La Creatividad y su dimensión valórica

En su libro La Creatividad el profesor Ricardo López recuerda el caso de la fatal expedición de Robert Scott al Polo Sur. Durante el viejo de regreso, luego de alcanzar el polo, el teniente Evans enfermó gravemente y Scott decidió llevarlo, pese a que el clima ya no favorecía el regreso. El lento viaje de la expedición arrastrando a Evans hasta que éste murió provocó que la expedición se encontrara con tormentas de nieve que hicieron imposible la marcha. También enfermó el capitán Oastes, que igualmente fue trasladado apenas por sus compañeros y quien murió pronto. Los expedicionarios quedaron sin alimentos y murieron a sólo 15 kilómetros del refugio que les hubiera salvado la vida.

Scott, hombre brillante, que en su vida había dado muestras de sobrado talento y creatividad, seguramente tuvo más opciones. De hecho, abandonar a los enfermos y salvar al resto era la medida que hubiera provocado menos bajas, pero así como ya se ha dicho que la creatividad no surge de la nada, también se debe señalar que tampoco existe en la nada, hay un contexto valórico que debe sostenerla.

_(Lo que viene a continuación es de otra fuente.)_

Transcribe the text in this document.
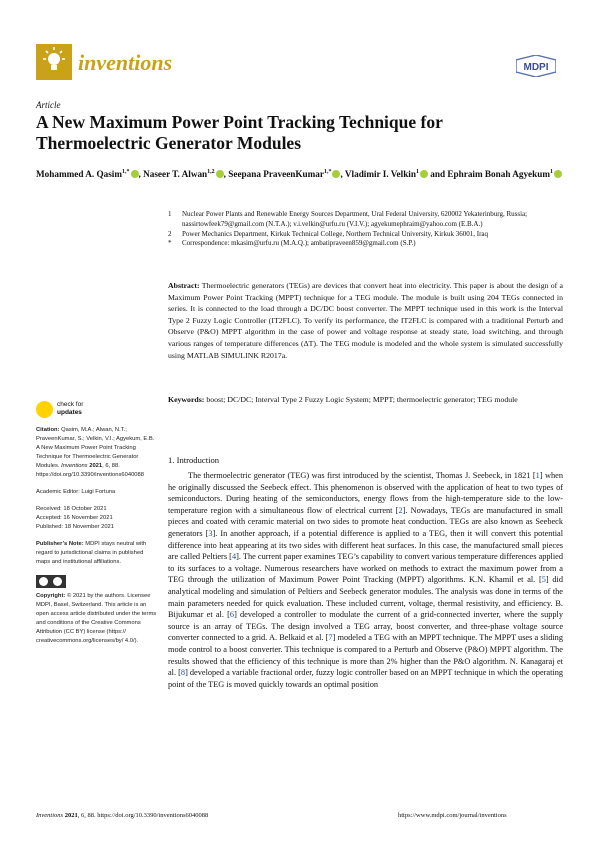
inventions	MDPI
Article
A New Maximum Power Point Tracking Technique for Thermoelectric Generator Modules
Mohammed A. Qasim$^{1,*}$ , Naseer T. Alwan$^{1,2}$ , Seepana PraveenKumar$^{1,*}$ , Vladimir I. Velkin$^1$ and Ephraim Bonah Agyekum$^1$
1	Nuclear Power Plants and Renewable Energy Sources Department, Ural Federal University, 620002 Yekaterinburg, Russia; nassirtowfeek79@gmail.com (N.T.A.); v.i.velkin@urfu.ru (V.I.V.); agyekumephraim@yahoo.com (E.B.A.)
2	Power Mechanics Department, Kirkuk Technical College, Northern Technical University, Kirkuk 36001, Iraq
*	Correspondence: mkasim@urfu.ru (M.A.Q.); ambatipraveen859@gmail.com (S.P.)
Abstract: Thermoelectric generators (TEGs) are devices that convert heat into electricity. This paper is about the design of a Maximum Power Point Tracking (MPPT) technique for a TEG module. The module is built using 204 TEGs connected in series. It is connected to the load through a DC/DC boost converter. The MPPT technique used in this work is the Interval Type 2 Fuzzy Logic Controller (IT2FLC). To verify its performance, the IT2FLC is compared with a traditional Perturb and Observe (P&O) MPPT algorithm in the case of power and voltage response at steady state, load switching, and through various ranges of temperature differences (ΔT). The TEG module is modeled and the whole system is simulated successfully using MATLAB SIMULINK R2017a.
Keywords: boost; DC/DC; Interval Type 2 Fuzzy Logic System; MPPT; thermoelectric generator; TEG module
check for
updates

Citation: Qasim, M.A.; Alwan, N.T.; PraveenKumar, S.; Velkin, V.I.; Agyekum, E.B. A New Maximum Power Point Tracking Technique for Thermoelectric Generator Modules. Inventions 2021, 6, 88. https://doi.org/10.3390/inventions6040088

Academic Editor: Luigi Fortuna

Received: 18 October 2021

Accepted: 16 November 2021

Published: 18 November 2021

Publisher’s Note: MDPI stays neutral with regard to jurisdictional claims in published maps and institutional affiliations.

Copyright: © 2021 by the authors. Licensee MDPI, Basel, Switzerland. This article is an open access article distributed under the terms and conditions of the Creative Commons Attribution (CC BY) license (https:// creativecommons.org/licenses/by/ 4.0/).

1. Introduction
The thermoelectric generator (TEG) was first introduced by the scientist, Thomas J. Seebeck, in 1821 [1] when he originally discussed the Seebeck effect. This phenomenon is observed with the application of heat to two types of semiconductors. During heating of the semiconductors, energy flows from the high-temperature side to the low-temperature region with a simultaneous flow of electrical current [2]. Nowadays, TEGs are manufactured in small pieces and coated with ceramic material on two sides to promote heat conduction. TEGs are also known as Seebeck generators [3]. In another approach, if a potential difference is applied to a TEG, then it will convert this potential difference into heat appearing at its two sides with different heat surfaces. In this case, the manufactured small pieces are called Peltiers [4]. The current paper examines TEG’s capability to convert various temperature differences applied to its surfaces to a voltage. Numerous researchers have worked on methods to extract the maximum power from a TEG through the utilization of Maximum Power Point Tracking (MPPT) algorithms. K.N. Khamil et al. [5] did analytical modeling and simulation of Peltiers and Seebeck generator modules. The analysis was done in terms of the main parameters needed for quick evaluation. These included current, voltage, thermal resistivity, and efficiency. B. Bijukumar et al. [6] developed a controller to modulate the current of a grid-connected inverter, where the supply source is an array of TEGs. The design involved a TEG array, boost converter, and three-phase voltage source converter connected to a grid. A. Belkaid et al. [7] modeled a TEG with an MPPT technique. The MPPT uses a sliding mode control to a boost converter. This technique is compared to a Perturb and Observe (P&O) MPPT algorithm. The results showed that the efficiency of this technique is more than 2% higher than the P&O algorithm. N. Kanagaraj et al. [8] developed a variable fractional order, fuzzy logic controller based on an MPPT technique in which the operating point of the TEG is moved quickly towards an optimal position
Inventions 2021, 6, 88. https://doi.org/10.3390/inventions6040088	https://www.mdpi.com/journal/inventions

El recuerdo de la muerte de Scott y su expedición, trajo a mi memoria el ejemplo del sargento chileno Luis Monares, atrapado en una tormenta de nieve junto a jóvenes reclutas, hizo lo imposible por salvar sus vidas y gracias a él muchos llegaron sanos al refugio. Sin embargo, 44 jóvenes soldados chilenos, de 18 años, y el heroico sargento nunca pudieron llegar y fallecieron en la tormenta de nieve. La decisión del sargento fue quedarse con su tropa. El resto de los suboficiales y oficiales, salvaron con vida, pues salieron antes hacia el refugio. Ciertamente, el sargento Monares tenía los privilegios para salvar su vida ordenando a algún cabo subalterno guiar la tropa en medio de la tormenta próxima. Él eligió mantenerse en un contexto valórico a riesgo de su vida.

En ambos casos reseñados, la pérdida de tiempo fue fatal, pero el valor de la vida humana está por sobre las consideraciones de eficiencia. La lealtad, la amistad, el sentido del grupo y el cumplimiento del deber a veces entran en conflicto con la eficiencia y la efectividad y sólo una respuesta desde los valores humanos explica estos actos que para algunos son sólo heroísmo ciego.

Por otra parte, hay excesos de creatividad que, sin mirar la destrucción que provocan a la vida (no sólo humana), igual impulsan productos o métodos que hacen daño. Estoy pensando en las bombas que se lanzaron en Hiroshima y Nagasaki (qué científicos tan creativos las diseñaron), en las bombas de racimo de la década de los 80, en los lanzallamas de la Primera Guerra Mundial, en los científicos creadores de armas químicas, pero también en aquellos que instalan sus tecnologías a sabiendas que dañan el medio ambiente.

Me viene a la memoria el caso de un personaje creativo e incomprendido a la vez, alguien que hizo algo en sentido positivo, con noble intención y que si analizamos el caso, sí fue un acto verdaderamente humano. La memoria colectiva, sin embargo, no trata bien al Dr. Guillotin, inventor de la guillotina.

¿Por qué un acto humano? Este médico vio el sufrimiento de los condenados a muerte en Francia cuando los verdugos no asestaban bien el golpe o tenían el hacha sin filo. Imposibilitado de evitar las muertes, Guillotín buscó la forma de evitar el dolor con un golpe certero que no fallara nunca. Más que el peor de los verdugos, fue un hombre que en su contexto histórico, con sus conocimientos médicos, actuó con creativa misericordia.

Durante los últimos años hemos asistido a desarrollos creativos sin adjetivos, donde la competencia y el éxito personal mezquino importan más que la dimensión valórica. ¿Está la escuela fomentando debidamente esa dimensión ética? ¿Está preparando a nuestros estudiantes del siglo XXI para vivir este mundo cambiante con una creatividad emprendedora sólidamente fundada en valores morales?

Todo acto creativo tiene una dimensión práctica y una valórica, en resolver esa delicada ecuación se encuentra, probablemente, la clave de un emprendimiento creativo verdaderamente positivo.